The Tigers are loaded and ready for this season with a potent lineup and a deep pitching staff. Sure, they could upgrade in left field, where an everyday option would make Andy Dirks an awesome bench option/fourth outfielder, but it’s not necessary. A Dirks/any-right-handed-hitter-other-than-Castellanos* platoon will work just fine in that potent lineup.
*Castellanos should not be considered as a platoon option for Dirks because bringing him up and playing him part-time would be a waste, or as the starting left fielder, because no matter how well he hits this spring, he hasn’t played in Triple-A yet and struggled in Double-A.
We all know where the glaring weakness is on the Tigers roster. It reared its ugly head last postseason when the Tigers were forced to use LOOGY Phil Coke in the bullpen and watch him hold his own using the papier-mache-tough mixture of match-ups and grit.
Hard-throwing prospect Bruce Rondon has been all but handed the closer’s role this spring, but he seems reluctant to take it.
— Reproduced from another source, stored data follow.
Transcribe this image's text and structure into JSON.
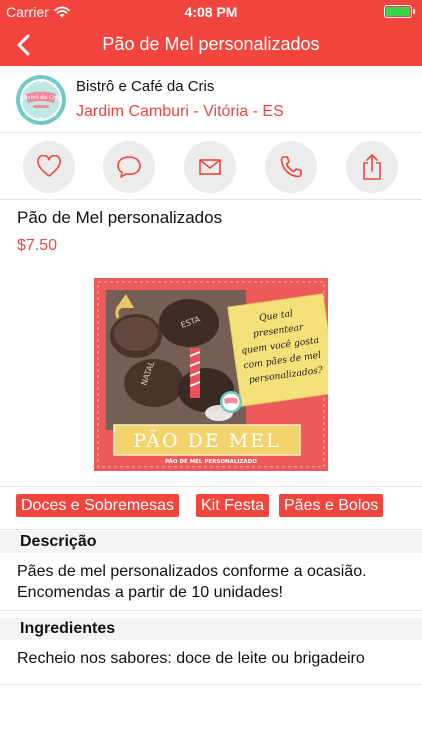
{
  "status_bar": {
    "carrier": "Carrier",
    "time": "4:08 PM"
  },
  "nav": {
    "title": "Pão de Mel personalizados"
  },
  "store": {
    "name": "Bistrô e Café da Cris",
    "location": "Jardim Camburi - Vitória - ES",
    "logo_text": "Bistrô da Cris"
  },
  "actions": [
    {
      "icon": "heart-icon"
    },
    {
      "icon": "chat-bubble-icon"
    },
    {
      "icon": "envelope-icon"
    },
    {
      "icon": "phone-icon"
    },
    {
      "icon": "share-icon"
    }
  ],
  "product": {
    "title": "Pão de Mel personalizados",
    "price": "$7.50",
    "image": {
      "note_lines": [
        "Que tal",
        "presentear",
        "quem você gosta",
        "com pães de mel",
        "personalizados?"
      ],
      "banner": "PÃO DE MEL",
      "subtitle": "PÃO DE MEL PERSONALIZADO"
    }
  },
  "tags": [
    "Doces e Sobremesas",
    "Kit Festa",
    "Pães e Bolos"
  ],
  "description": {
    "heading": "Descrição",
    "text": "Pães de mel personalizados conforme a ocasião. Encomendas a partir de 10 unidades!"
  },
  "ingredients": {
    "heading": "Ingredientes",
    "text": "Recheio nos sabores: doce de leite ou brigadeiro"
  },
  "colors": {
    "accent": "#f2453e",
    "icon_button_bg": "#ececec"
  }
}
He’s been skipped in an appearance to work out mechanical issues, although optimism remains high in Detroit despite constant trade rumors.* And there are no rumors that don’t include Castellanos.
*For the record, I think Rondon will be just fine, it just may not be this year, or at least not at the start of it. He’s still young and not everyone who throws 100-mph is Craig Kimbrel.
So if the Tigers are going to move Castellanos, it has to be for a closer, right? It may not be their only option, but it’s certainly the most likely.
But who has one to spare?
The obvious candidates are teams that don’t expect to be competitive this season who have a good closer who’s not doing them much good. But during March, the month of eternal optimism for even the most sorrowful organizations, few teams want to trade away a legitimate closer. Sure, they can do it in December or January as the Pirates did with Joel Hanrahan and it will be lauded as a good move (which it was), but once March rolls around, teams are unlikely to do anything that remotely looks like a premature waiving of the white flag.
There are a few potential trade partners if you pick through the weeds, but none of them are perfect and none of them are quite what the Tigers have in mind if they’re going to part with the most valuable trade chip in an otherwise weak farm system.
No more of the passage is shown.